The increasing use of local wound care tenders and formularies may well be limiting the ability of the procurement system to evaluate and introduce new and improved products for patient care. Such limitations need to be avoided – and guidance is required to ensure that new products with a benefit to patients and the QIPP agenda are more rapidly integrated into practice. We fully support the statement in point 2 that there should be a policy for the review of formularies, including how new products should be considered for inclusion. The process used should be published and transparent.
Also under point 2 is an estimate that 80% of patients could be treated using existing products on local formularies. This implies that targets set for prescribing compliance will need to recognise and make allowance for a need to prescribe outside of the formulary for the remaining 20% of patients. In addition, measures of prescribing compliance for wound care could not mirror the generic prescribing of pharmaceuticals, since the shapes, formulations and overall design of dressings listed within the same category can vary greatly and are generally not interchangeable.
The provision of wound care services is fragmented – being provided by hospitals, nursing homes, prisons, community nurses, and so on. The approach in each of these individual sectors is tactical. An overall strategic approach by NICE and the NPC that challenges this fragmentation could offer benefits, and would certainly address any misalignment between wound management in acute and community settings. Such a focused strategy could allow wider and more efficient use of the specialist nursing resource that already exists in some sectors (for example Tissue Viability Nurses).
Involvement of Industry
Over the years, there has been a considerable amount of innovation by industry, which has led much of the move from gauze to advanced wound care products. SDMA members
continue their innovation process and would clearly welcome greater involvement from users and prescribers that might help direct that process.

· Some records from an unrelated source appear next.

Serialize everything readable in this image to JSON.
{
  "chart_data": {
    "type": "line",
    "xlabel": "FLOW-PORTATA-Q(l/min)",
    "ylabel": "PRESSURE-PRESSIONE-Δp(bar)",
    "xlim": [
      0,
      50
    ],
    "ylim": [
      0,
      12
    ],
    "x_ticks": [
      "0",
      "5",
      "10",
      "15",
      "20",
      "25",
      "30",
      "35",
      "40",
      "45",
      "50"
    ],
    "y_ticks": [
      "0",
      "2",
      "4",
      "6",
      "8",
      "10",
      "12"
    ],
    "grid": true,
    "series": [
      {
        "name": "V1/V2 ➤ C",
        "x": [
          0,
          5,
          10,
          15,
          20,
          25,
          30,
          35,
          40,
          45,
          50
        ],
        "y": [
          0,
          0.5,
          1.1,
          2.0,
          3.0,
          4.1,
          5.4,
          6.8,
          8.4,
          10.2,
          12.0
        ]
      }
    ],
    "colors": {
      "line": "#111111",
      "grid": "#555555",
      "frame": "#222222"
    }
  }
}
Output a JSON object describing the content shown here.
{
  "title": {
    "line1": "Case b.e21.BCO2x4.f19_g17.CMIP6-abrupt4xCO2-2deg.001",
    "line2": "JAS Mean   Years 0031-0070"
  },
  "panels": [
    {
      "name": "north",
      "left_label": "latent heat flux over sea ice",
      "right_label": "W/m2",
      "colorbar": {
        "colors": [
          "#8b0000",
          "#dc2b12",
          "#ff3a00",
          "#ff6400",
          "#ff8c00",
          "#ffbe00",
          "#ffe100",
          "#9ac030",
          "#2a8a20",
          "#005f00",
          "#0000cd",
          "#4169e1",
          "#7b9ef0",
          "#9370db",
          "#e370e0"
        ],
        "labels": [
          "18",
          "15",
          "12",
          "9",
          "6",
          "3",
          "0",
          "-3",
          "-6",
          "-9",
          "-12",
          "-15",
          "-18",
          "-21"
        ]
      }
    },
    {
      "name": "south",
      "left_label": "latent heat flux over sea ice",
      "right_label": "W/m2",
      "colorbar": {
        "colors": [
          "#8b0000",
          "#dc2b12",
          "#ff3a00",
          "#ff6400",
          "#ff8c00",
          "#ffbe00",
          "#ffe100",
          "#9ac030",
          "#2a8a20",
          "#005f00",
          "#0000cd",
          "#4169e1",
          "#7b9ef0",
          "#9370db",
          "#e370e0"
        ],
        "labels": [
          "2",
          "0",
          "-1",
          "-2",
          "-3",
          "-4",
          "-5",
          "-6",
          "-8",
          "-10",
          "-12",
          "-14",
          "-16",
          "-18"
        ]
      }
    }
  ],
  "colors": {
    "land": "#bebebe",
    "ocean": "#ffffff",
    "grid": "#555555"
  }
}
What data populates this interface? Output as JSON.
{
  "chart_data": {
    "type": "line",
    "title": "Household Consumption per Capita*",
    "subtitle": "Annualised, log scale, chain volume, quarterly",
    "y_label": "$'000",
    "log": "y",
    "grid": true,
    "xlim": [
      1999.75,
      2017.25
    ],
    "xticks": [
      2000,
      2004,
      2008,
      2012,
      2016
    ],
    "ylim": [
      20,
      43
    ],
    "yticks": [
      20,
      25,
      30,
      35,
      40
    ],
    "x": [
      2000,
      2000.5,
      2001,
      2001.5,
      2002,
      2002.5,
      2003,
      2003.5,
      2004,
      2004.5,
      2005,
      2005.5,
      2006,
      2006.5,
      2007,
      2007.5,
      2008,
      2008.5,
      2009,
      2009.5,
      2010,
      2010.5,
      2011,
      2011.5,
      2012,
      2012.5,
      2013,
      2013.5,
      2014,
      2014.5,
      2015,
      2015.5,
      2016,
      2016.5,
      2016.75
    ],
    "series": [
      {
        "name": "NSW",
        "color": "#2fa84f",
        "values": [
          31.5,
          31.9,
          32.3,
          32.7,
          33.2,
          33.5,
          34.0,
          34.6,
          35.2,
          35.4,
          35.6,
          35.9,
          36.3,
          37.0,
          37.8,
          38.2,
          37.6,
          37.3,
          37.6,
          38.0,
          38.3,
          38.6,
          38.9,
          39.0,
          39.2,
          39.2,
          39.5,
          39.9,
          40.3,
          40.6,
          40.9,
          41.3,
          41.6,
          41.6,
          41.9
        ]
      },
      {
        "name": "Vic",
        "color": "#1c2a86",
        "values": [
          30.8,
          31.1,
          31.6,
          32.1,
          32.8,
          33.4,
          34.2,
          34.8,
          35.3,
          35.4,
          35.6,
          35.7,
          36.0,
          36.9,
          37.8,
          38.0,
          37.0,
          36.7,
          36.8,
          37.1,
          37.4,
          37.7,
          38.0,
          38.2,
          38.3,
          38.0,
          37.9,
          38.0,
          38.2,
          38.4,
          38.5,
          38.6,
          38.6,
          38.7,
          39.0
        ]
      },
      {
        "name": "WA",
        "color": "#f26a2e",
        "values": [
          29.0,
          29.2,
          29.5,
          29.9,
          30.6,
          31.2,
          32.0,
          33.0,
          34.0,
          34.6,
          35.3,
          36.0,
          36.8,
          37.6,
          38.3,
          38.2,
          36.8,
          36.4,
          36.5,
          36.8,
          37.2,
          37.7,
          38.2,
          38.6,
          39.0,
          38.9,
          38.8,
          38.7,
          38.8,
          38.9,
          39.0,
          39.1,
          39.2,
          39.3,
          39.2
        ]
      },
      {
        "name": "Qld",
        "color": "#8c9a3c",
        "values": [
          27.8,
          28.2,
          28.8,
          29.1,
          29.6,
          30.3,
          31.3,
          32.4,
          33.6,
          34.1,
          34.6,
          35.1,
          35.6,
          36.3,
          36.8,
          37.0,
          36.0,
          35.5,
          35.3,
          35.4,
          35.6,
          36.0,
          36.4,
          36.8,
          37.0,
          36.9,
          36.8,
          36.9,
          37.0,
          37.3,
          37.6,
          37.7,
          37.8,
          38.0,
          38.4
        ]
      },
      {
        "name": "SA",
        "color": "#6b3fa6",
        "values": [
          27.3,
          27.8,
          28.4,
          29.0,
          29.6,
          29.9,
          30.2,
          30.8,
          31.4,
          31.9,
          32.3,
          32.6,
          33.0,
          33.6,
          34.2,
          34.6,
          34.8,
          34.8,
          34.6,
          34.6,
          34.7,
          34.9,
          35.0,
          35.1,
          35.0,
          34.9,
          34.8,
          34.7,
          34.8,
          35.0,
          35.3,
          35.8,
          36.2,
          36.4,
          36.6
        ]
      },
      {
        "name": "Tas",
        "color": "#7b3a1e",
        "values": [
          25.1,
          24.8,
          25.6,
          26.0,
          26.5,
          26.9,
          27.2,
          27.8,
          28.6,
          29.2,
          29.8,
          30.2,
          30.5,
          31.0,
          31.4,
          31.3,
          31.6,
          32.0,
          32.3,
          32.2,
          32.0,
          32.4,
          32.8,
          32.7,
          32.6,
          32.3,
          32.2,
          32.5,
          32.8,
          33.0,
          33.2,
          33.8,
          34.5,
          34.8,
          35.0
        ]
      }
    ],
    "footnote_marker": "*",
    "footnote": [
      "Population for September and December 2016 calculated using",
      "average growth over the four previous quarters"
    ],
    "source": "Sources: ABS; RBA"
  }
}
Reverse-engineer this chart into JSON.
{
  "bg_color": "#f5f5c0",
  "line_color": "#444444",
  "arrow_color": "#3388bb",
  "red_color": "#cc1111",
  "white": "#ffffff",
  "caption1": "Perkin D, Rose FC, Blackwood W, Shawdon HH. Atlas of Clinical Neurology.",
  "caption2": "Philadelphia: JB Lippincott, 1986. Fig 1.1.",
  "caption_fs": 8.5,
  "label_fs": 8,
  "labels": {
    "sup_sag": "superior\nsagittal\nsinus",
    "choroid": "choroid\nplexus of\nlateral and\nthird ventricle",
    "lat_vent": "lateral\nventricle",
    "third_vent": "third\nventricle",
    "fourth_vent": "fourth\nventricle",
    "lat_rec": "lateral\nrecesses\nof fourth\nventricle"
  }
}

In point 8 of the guiding principles the key role that industry currently plays in the wound care education of front line staff is not recognised – nor are the cost implications to the NHS if it had to take over this role.
Silver products are mentioned above, and actually represent an area where industry has played a role in promoting more appropriate use of wound dressings. Over the last two years, the use of silver dressings has reduced significantly by around £5M/annum 8. Part of this was due to manufacturers educating users that indiscriminate use was inappropriate – instead defining a ‘2 weeks message’, with wound healing being reviewed after that period with a view to changing the care plan and prescribing.
The greatest benefit for patients, clinicians and the NHS would come from a broader understanding of the prevalence of wounds and the best practice to prevent, manage and heal those wounds. It is here that guiding principles most clearly have a place – and increasing their breadth could only be helpful. Industry would certainly support such a move, and maybe should develop its own guiding principles on the use of its products. We already have guiding principles for the sale and promotion of wound care products in the form of a well-known Code of Practice 9 to which member companies are held to account.